Los Angeles-area chefs and restaurateurs had been apprehensive about how Michelin would rank restaurants in their town, where the casual approach rules and few, if any, restaurants aspire to provide a full-blown three-star dining experience. And indeed, the new 2008 Los Angeles Michelin Guide did not award three stars to any of the city’s restaurants.
However, out of the 263 restaurants its inspectors visited, three earned a two-star ranking and 15 earned a single star.
Besides Melisse and Spago, Beverly Hills restaurant Urasawa also received two stars. The one-star list includes Asanebo, CUT, the Dining Room at the Ritz-Carlton Huntington, Joe’s, La Botte, Matsuhisa, Mori Sushi, Ortolan, Patina, Providence, Saddle Peak Lodge, Sona, Trattoria Tre Venizie, Valentino and Water Grill. The big winner overall was Wolfgang Puck, with a total of three stars, two for Spago, one for CUT.
The apprehension was different in Las Vegas. A number of high-profile chefs have been brought there to elevate the culinary profile of casino and/or hotel properties, being paid handsomely to do so. Many were already holders of Michelin stars at their flagship operations back home. How would their Las Vegas operations stack up to what Michelin assures us are uniform standards of star-worthiness?
Judging from the results of the 2008 Las Vegas Michelin Guide, most of these heavy hitters delivered.
Whatever the MGM Grand is paying Joel Robuchon isn’t enough, since the renowned French chef garnered a three-star ranking—the only one in Las Vegas—for his Joel Robuchon at the Mansion at the MGM Grand, plus another star for his more casual L’Atelier de Joel Robuchon, located within the same facility.
Robuchon’s fellow superstar French chef Guy Savoy earned two stars for his restaurant at Caesars. Two other restaurants, Alex at the Wynn and Picasso in the Bellagio, also now hold two stars.
One-star recipients include Alize (in the Palms); Andre’s (downtown); Aureole (Mandalay Bay); Bradley Ogden (Caesars Palace); Daniel Boulud Brasserie (Wynn); Le Cirque (Bellagio); Mesa Grill (Caesars Palace); Michael Mina (Bellagio); Mix (Mandalay Bay); Nobu (Hard Rock); and Wing Lei (Wynn). Keep your eye on chef Richard Chen at Wing Lei, whose picture leads off this story. He now runs the kitchen at the only Michelin-starred Chinese restaurant in the country.
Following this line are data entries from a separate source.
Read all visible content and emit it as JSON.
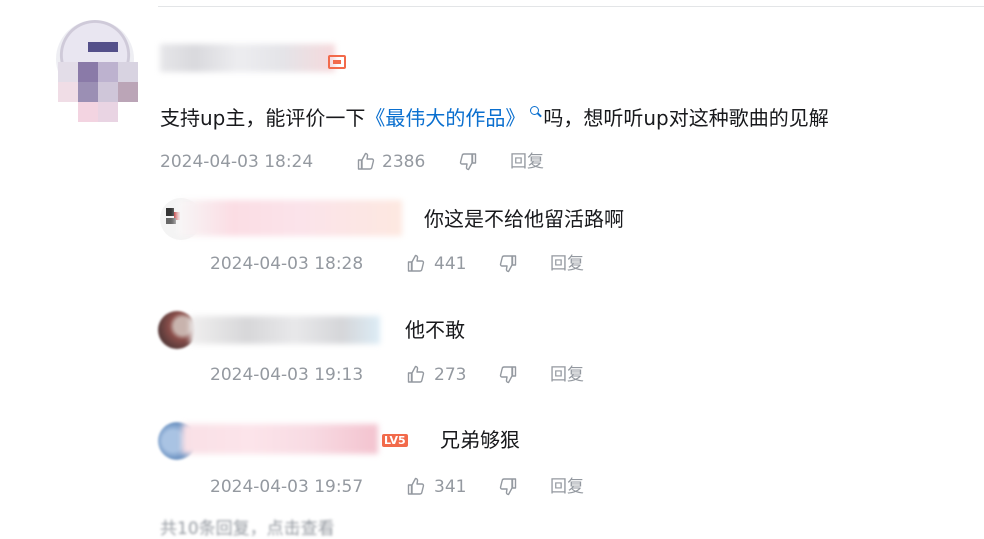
{
  "main_comment": {
    "text_before": "支持up主，能评价一下",
    "link_text": "《最伟大的作品》",
    "text_after": "吗，想听听up对这种歌曲的见解",
    "time": "2024-04-03 18:24",
    "likes": "2386",
    "reply_label": "回复"
  },
  "replies": [
    {
      "text": "你这是不给他留活路啊",
      "time": "2024-04-03 18:28",
      "likes": "441",
      "reply_label": "回复"
    },
    {
      "text": "他不敢",
      "time": "2024-04-03 19:13",
      "likes": "273",
      "reply_label": "回复"
    },
    {
      "text": "兄弟够狠",
      "time": "2024-04-03 19:57",
      "likes": "341",
      "reply_label": "回复",
      "level_badge": "LV5"
    }
  ],
  "more_replies": "共10条回复，点击查看",
  "icons": {
    "like": "thumb-up-icon",
    "dislike": "thumb-down-icon",
    "search": "search-icon",
    "level": "level-badge-icon"
  },
  "colors": {
    "link": "#0a6fcf",
    "meta": "#9499a0",
    "badge": "#f26a4b",
    "text": "#18191c"
  }
}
In all, Michelin inspectors put 127 restaurants under the microscope before coming up with their short list of winners. Vegas hotel impresario Steve Wynn thinks it’s a big deal for the town. "No one would have thought it was possible,” he told the Las Vegas Review-Journal. “Michelin was always about the French and Switzerland, snotty places like that. But here we are with 16 restaurants in the Michelin Guide."
So what about other towns? Chicago is rumored as the next Michelin Guide target, but the company is keeping mum about its U.S. plans for the moment. Who knows? Maybe their anonymous inspectors are at work there already. Potential star recipients can only hope.